Extensions d'annonces Google Ads : Google choisit, pas vous

Optimisation et gestion19 juillet 2026 · 8 min de lecture
Alexis
Par AlexisFondateur de Pulzeo
Extensions d'annonces Google Ads : Google choisit, pas vous

On vous a vendu les extensions d'annonces Google Ads comme un bouton magique : vous les activez, votre CTR grimpe de 15 %, fin de l'histoire. C'est faux sur deux points. D'abord, Google ne promet aucun chiffre de CTR, ce « +15 % » ne vient de nulle part. Ensuite, et c'est le vrai sujet, ce n'est pas vous qui décidez quelles extensions s'affichent : Google arbitre, enchère par enchère.

Les extensions (Google les appelle désormais des assets) sont gratuites, elles nourrissent votre classement, et pourtant huit comptes sur dix que je reprends les traitent en pilote automatique. Trois liens annexes posés il y a deux ans, jamais revus.

Votre travail n'est pas de cocher des cases : c'est de donner à Google assez de bonne matière pour qu'il ait toujours une carte forte à jouer. Voici ce qui compte vraiment, et lesquelles choisir selon votre activité.

Ce que Google dit vraiment, et ce qu'il tait

Commençons par nettoyer le folklore. La documentation officielle de Google est claire sur un point : ajouter des assets à vos campagnes ne coûte rien. Vous payez le clic comme d'habitude, et la facturation est même plafonnée à deux clics par impression pour une annonce et ses assets réunis. Les avis marchands, eux, ne sont jamais facturés.
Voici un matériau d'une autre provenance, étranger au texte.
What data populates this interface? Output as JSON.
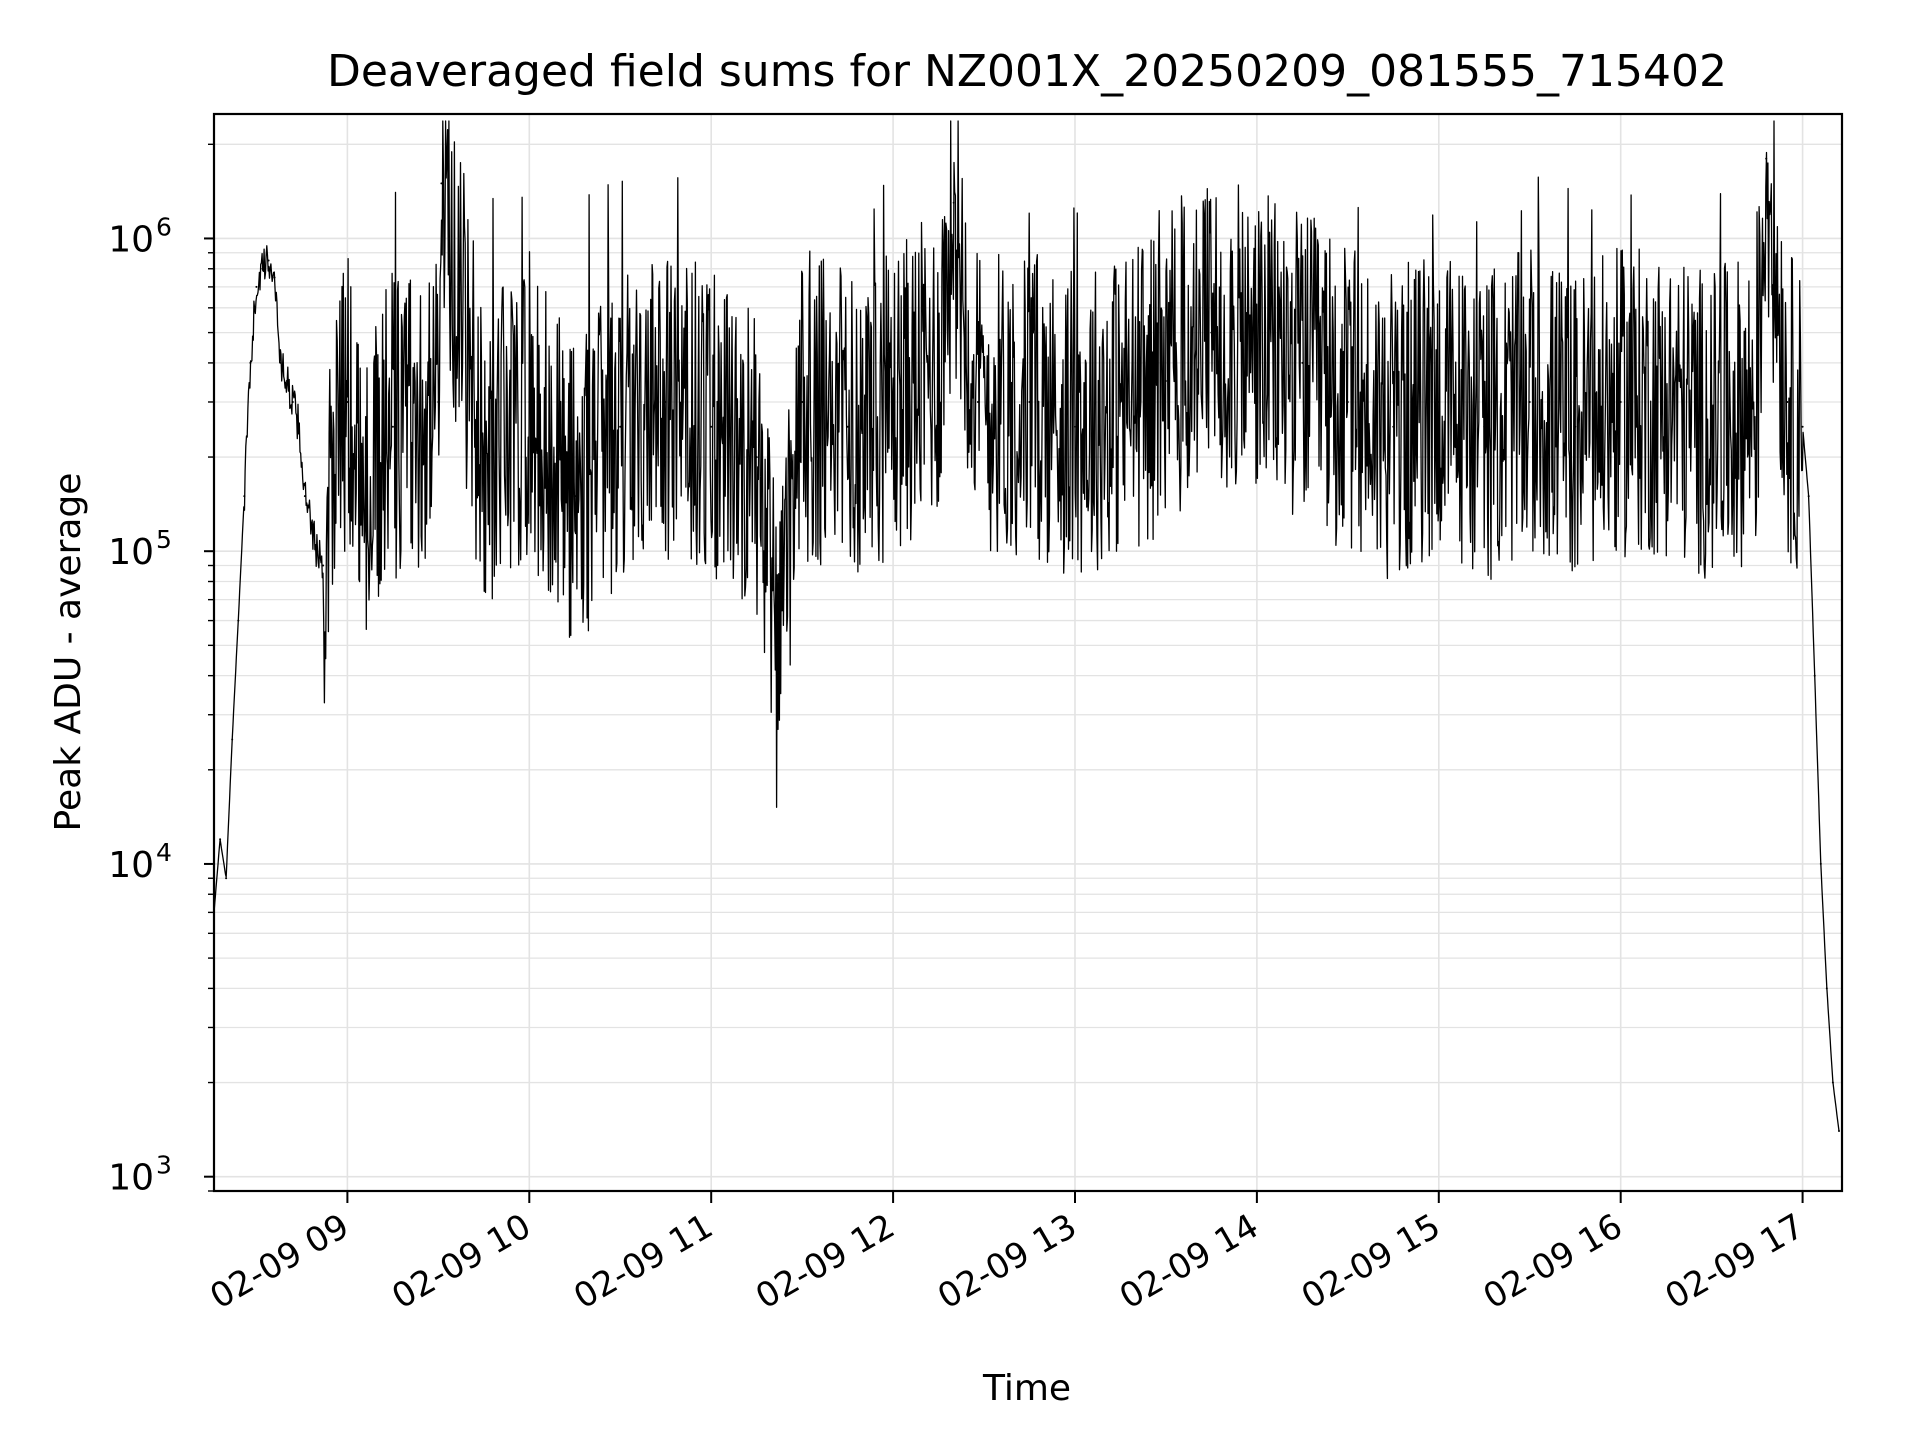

Sur le CTR, en revanche, Google reste volontairement flou. Sa doc dit que les assets « augmentent souvent le nombre de clics » et sont « censés améliorer les performances ». Aucun pourcentage. Les « +10 % », « +15 % », « +25 % » que vous croisez partout sont des estimations d'agences, jamais un engagement de Google. Je ne dis pas qu'elles sont fausses. Je dis qu'aucune ne s'applique à votre compte à vous.

La bonne façon de le formuler : une extension pertinente prend plus de place dans la page et donne une raison de plus de cliquer. Elle peut faire monter le taux de clic. « Peut ». Sur une annonce déjà excellente, le gain est marginal. Sur une annonce nue face à trois concurrents bardés de liens et d'accroches, l'écart se voit à l'œil nu.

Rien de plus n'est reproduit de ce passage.